In A Nutshell
There are a lot of people that say they don’t like modern music. According to Leonard Horowitz, that’s for a very good reason. After the world adopted a standardized tuning frequency of A = 440 Hz, we all started to get a little out of sync with the natural world, which vibrates on a slightly different scale. So why adopt this odd frequency? Because the Illuminati and the Rockefellers are using it to weaponize music and push us along the road to a species-wide cleansing under Illuminati rule. Duh.
The Whole Bushel
There are some conspiracy theorists that put so much time, effort, and thought into their theories that they’re almost hypnotic.
According to author, anti-vaccination proponent, and conspiracy fan Leonard Horowitz, there’s an incredibly simple and incredibly insidious reason for all the anxiety and hostility in the world today. Chances are good that you might be exposed to it right now . . . and that’s just what they want.
Horowitz calls it the “military commercialization of music,” and he’s talking about the establishment of A = 440 Hz as a standard for tuning instruments. He claims that the most natural frequency is A = 444 Hz, as that’s the scale that everything else in the world vibrates at. When we deviate from that, we feel unnatural, anxious, aggressive, and angry without entirely knowing why.
And, let’s be honest, that describes a lot of the population for a lot of the time.
We may even be able to see how this might be accurate, at least to a point. Different music certainly makes us feel different ways. Whether we’re listening to classical or death metal, there’s a very clear way that music can impact our moods and feelings.

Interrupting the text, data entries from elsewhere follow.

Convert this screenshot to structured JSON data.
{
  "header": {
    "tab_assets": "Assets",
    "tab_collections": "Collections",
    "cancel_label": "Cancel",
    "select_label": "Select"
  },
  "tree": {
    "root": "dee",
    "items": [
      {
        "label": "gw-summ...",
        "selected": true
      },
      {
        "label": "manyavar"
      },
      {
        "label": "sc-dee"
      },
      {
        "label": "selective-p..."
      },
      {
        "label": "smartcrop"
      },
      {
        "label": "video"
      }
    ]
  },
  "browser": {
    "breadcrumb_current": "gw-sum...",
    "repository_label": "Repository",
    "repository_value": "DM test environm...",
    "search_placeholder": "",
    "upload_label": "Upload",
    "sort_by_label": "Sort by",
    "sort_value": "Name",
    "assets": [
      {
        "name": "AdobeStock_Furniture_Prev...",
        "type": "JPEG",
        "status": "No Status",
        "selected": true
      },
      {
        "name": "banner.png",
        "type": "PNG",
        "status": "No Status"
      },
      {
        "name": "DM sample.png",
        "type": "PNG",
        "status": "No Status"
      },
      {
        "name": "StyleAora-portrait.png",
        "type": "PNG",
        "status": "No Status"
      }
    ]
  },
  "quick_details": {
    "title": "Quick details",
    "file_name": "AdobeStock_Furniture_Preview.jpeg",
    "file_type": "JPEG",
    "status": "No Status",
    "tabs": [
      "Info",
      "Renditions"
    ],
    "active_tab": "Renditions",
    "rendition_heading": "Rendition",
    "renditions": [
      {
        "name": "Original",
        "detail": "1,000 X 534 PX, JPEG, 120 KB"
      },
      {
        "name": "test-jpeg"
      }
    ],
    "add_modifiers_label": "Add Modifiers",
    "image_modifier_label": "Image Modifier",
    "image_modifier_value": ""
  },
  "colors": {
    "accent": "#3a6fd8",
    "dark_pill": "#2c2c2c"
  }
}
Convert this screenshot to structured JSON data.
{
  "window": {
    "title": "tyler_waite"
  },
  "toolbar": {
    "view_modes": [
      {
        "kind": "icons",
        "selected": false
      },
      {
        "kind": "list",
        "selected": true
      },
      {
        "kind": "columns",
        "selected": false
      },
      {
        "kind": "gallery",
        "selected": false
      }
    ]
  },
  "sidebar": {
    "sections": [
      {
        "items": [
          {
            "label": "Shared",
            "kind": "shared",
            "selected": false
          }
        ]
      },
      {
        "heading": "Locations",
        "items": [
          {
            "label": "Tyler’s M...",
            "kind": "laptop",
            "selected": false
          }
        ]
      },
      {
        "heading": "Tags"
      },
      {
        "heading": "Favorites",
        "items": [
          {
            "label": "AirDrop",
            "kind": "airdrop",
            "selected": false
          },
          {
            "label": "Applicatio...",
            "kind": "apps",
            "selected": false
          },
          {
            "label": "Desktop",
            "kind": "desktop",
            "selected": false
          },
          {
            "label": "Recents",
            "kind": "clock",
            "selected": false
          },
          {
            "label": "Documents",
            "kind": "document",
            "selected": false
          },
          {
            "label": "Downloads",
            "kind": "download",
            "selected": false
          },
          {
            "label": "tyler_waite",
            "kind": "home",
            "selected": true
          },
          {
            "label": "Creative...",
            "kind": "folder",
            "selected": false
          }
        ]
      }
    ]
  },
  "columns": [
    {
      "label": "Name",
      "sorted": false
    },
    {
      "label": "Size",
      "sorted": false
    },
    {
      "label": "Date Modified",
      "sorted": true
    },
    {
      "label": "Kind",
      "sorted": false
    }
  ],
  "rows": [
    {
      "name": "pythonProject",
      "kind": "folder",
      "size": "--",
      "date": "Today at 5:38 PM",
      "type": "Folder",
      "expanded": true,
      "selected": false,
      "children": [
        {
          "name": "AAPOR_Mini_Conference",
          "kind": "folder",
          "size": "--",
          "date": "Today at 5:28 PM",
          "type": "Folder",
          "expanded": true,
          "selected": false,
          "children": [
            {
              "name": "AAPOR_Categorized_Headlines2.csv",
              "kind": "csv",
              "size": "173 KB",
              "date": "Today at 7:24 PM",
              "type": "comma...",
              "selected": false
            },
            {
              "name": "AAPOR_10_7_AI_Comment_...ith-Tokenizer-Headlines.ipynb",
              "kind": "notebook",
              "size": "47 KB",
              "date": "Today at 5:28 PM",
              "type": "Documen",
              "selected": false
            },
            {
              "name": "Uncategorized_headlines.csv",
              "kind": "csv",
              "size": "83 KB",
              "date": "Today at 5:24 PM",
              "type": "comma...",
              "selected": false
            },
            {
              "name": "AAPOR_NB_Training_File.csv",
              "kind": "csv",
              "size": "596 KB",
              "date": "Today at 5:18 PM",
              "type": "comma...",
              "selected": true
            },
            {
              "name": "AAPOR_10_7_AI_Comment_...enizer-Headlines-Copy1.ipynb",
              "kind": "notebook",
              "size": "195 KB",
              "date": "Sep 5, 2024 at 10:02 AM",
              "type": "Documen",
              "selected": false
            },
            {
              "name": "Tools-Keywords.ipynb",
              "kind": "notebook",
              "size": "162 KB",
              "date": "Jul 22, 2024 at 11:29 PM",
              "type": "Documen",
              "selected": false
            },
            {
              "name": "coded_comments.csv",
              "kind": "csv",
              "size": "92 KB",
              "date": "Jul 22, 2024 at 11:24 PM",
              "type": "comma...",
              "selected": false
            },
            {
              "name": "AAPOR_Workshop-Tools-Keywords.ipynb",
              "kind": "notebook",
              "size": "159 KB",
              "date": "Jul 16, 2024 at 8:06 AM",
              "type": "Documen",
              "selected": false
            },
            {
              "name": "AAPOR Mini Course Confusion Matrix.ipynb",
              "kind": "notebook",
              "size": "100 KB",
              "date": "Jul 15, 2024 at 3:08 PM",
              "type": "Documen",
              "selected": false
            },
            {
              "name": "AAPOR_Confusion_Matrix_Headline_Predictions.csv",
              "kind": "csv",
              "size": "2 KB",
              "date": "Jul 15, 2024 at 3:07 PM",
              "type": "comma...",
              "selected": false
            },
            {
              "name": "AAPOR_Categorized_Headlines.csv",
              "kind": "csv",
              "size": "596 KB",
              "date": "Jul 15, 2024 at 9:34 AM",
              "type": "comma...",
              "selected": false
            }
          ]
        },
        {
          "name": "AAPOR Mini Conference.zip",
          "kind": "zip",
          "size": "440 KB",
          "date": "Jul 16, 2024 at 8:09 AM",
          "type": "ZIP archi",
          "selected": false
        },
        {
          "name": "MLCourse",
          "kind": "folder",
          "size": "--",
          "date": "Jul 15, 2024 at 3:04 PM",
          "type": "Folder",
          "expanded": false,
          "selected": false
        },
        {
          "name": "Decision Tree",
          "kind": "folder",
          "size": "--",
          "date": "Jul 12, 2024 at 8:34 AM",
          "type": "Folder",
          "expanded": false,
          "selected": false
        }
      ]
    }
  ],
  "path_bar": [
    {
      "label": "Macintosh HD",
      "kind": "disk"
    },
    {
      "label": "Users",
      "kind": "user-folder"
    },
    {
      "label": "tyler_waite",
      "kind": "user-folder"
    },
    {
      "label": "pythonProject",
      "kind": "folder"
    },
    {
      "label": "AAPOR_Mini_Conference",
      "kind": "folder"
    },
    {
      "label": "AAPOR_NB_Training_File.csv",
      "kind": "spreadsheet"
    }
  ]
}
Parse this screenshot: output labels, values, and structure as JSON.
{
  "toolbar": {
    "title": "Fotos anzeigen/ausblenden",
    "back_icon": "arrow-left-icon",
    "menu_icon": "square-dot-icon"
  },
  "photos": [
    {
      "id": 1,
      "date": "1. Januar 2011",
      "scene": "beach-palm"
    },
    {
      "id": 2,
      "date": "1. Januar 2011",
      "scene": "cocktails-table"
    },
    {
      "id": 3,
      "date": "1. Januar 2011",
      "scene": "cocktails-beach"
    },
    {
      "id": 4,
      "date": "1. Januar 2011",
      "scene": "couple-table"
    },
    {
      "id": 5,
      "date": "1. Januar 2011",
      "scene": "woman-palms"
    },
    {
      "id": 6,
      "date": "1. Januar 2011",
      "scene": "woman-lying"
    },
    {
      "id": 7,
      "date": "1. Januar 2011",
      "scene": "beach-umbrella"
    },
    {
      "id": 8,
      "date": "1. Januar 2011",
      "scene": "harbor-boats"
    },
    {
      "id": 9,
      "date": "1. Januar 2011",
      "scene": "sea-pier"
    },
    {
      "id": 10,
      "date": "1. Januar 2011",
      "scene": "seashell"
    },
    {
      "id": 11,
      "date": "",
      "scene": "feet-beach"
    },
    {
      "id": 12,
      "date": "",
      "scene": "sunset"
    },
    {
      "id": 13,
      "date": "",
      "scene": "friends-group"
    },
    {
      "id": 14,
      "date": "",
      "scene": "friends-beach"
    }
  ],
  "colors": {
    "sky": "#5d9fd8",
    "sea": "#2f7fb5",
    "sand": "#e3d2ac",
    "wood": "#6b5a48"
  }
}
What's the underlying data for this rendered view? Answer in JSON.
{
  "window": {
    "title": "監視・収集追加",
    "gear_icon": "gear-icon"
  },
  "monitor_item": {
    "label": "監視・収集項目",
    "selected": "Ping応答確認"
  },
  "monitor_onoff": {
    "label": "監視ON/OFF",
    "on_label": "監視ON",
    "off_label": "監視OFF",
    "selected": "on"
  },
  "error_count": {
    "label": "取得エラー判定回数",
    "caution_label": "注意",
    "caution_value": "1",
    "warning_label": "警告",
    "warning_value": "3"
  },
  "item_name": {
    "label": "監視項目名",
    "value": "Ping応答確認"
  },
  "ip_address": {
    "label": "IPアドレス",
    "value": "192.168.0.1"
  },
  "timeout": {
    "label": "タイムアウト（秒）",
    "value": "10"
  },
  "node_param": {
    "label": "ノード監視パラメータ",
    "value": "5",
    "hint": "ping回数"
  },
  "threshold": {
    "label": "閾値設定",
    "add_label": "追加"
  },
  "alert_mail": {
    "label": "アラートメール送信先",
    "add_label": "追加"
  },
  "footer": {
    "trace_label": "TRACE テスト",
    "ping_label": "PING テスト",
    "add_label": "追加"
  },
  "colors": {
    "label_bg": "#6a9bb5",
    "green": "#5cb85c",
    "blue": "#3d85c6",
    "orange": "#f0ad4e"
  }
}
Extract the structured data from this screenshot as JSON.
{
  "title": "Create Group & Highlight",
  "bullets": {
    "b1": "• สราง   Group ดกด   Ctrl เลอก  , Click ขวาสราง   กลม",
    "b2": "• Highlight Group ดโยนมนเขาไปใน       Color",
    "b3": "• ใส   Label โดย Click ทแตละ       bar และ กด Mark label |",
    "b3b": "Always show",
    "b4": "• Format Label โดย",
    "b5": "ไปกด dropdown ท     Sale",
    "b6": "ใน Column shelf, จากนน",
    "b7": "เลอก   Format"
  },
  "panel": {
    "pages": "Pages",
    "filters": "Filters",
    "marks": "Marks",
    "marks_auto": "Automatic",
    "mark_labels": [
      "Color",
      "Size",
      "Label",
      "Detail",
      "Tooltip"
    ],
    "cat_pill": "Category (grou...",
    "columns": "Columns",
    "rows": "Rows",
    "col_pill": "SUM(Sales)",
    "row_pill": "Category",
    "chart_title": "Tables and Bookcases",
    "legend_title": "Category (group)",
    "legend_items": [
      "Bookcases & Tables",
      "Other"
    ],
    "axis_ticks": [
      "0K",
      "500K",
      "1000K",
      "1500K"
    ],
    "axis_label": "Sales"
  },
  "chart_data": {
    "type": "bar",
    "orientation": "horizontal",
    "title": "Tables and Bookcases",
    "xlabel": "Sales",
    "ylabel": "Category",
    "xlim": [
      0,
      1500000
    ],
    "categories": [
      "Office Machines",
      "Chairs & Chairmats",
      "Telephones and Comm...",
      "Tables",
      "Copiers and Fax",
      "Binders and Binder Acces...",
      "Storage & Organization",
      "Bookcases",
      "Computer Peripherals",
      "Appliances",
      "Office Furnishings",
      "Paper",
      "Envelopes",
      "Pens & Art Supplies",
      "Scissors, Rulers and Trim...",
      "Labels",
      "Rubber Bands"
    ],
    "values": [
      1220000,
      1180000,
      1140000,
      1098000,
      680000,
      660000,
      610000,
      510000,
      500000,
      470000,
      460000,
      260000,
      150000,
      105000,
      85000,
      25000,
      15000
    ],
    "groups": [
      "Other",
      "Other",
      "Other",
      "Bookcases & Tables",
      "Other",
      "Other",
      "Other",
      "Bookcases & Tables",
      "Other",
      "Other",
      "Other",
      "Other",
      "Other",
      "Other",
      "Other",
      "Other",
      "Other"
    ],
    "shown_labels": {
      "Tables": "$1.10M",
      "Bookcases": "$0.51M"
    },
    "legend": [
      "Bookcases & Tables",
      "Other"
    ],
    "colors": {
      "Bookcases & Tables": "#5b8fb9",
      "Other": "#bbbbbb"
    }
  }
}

Horowitz doesn’t stop there, though. According to his theory, the Rockfeller Foundation, which was in league with Mayer Amschel Bauer (Rothschild), creator and founder of the Illuminati, started investigating the different frequencies of music with the idea of weaponizing them. They wanted to know how they could control large portions of the population with music, making people feel angry or sad, and how they could create scenes of nothing less than mass hysteria.
Needless to say, there were research grants and studies, funding and programs, all coming to a head during World War II and leading to a sort of musical weapon that was developed alongside the more well-known atomic bomb.
It all led to the use of weaponized frequencies during wartime, but Horowitz says that it continued well beyond that. The slightly distressing, slightly off frequency of A = 440 Hz became the world’s standard for tuning instruments, not in spite of its emotional connection, but because of it.
The best examples of the power of musical frequency can be seen in crowd settings, like concerts, Horowitz says. It’s why women were falling all over themselves seeing The Beatles in concert, and it’s why concerts are still largely emotional events, in one form or another.
It hasn’t gone unused, either. Horowitz says that various military units all over the world are using the frequency when a situation calls for some serious crowd control. The US Navy, along with big companies like RCA and GE, were all a part of creating this massive network, he claims, and in the end, it’s all about carrying out of the Rockefeller’s core causes: eugenics and the cleansing of the population.
The Rockefeller family, along with other well-known names in American history, were outspoken supporters of the eugenics movement well before it fell into the ideology of the Nazis. And, according to Horowitz, their partnership with the Illuminati led to the development of something that the Nazis never perfected—crowd control with music.
It’s why so many people find modern music so annoying, he says. There’s something vaguely unsettling about it, and that’s because we know that it’s quite literally interfering with the harmony of nature and everything within it . . . slowly driving us all to the brink of an Illuminati-controlled cleansing.